The event begins at 7 p.m. in Roussel Hall. For details, see the announcement from the university:
Academy Award-winner Susan Sarandon may have played her in the 1995 movie “Dead Man Walking,” but New Orleans audiences will get the chance to see the real Sister Helen Prejean, C.S.J., H ’05, at Loyola University New Orleans Jan. 22 at 7 p.m. in Louis J. Roussel Performance Hall, located on the second floor of the Communications/Music Complex. The author and activist will speak about her life’s passion: abolishing the death penalty.
The event, “The Spark: Christians as Catalysts Against the Death Penalty,” is sponsored by Loyola’s Jesuit Social Research Institute, St. Gabriel Catholic Church and Trinity Episcopal Church. The event is free and open to the public. There will be an opportunity to purchase Prejean’s books and the event will feature a book signing afterward.

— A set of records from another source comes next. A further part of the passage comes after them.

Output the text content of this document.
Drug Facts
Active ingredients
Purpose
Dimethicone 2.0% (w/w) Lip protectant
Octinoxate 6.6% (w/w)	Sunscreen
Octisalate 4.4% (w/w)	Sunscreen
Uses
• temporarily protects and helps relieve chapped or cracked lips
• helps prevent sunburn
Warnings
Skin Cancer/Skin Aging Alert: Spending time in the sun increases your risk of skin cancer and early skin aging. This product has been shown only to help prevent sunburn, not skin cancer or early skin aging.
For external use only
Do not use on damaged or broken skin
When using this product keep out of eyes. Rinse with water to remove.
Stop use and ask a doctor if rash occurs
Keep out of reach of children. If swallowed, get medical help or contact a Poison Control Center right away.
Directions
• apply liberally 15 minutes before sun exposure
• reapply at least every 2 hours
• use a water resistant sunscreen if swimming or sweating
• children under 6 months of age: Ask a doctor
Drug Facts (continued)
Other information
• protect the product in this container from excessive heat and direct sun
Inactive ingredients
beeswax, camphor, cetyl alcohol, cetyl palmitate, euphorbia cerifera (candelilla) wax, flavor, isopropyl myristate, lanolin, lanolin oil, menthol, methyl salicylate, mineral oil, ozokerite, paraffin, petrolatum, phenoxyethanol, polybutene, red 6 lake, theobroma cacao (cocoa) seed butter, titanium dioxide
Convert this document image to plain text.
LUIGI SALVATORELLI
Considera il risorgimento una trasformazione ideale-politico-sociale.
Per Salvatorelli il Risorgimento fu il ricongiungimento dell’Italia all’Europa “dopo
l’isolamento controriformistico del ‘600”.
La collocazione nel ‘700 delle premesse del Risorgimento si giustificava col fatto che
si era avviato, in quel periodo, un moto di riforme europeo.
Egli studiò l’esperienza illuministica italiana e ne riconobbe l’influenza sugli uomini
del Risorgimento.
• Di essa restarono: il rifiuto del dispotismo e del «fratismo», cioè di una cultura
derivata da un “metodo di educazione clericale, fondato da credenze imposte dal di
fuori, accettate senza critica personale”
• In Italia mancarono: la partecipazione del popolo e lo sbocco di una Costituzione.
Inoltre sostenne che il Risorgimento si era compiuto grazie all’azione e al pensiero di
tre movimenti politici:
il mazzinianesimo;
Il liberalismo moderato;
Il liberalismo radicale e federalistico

“While I’ve been traveling the country I’ve been sensing the changing shifts in the Catholic community, a tide rising against the death penalty,” Prejean wrote in her latest blog entry. “… the once-strong fervor for the death penalty is on the wane. Still, there’s much work to be done to make this the tipping point.”
Prejean began her prison ministry in the 1980s when she became pen pals with death row inmate and convicted killer Patrick Sonnier. When Prejean became his spiritual adviser, she witnessed the execution process firsthand and wrote about her experiences in the forerunner to the movie, the best-selling book “Dead Man Walking: An Eyewitness Account of the Death Penalty in the United States.”
Today, Prejean lectures nationally and internationally about the death penalty. She continues to counsel death row inmates and also founded Survive, a New Orleans-based advocacy group dedicated to helping the families of murder victims.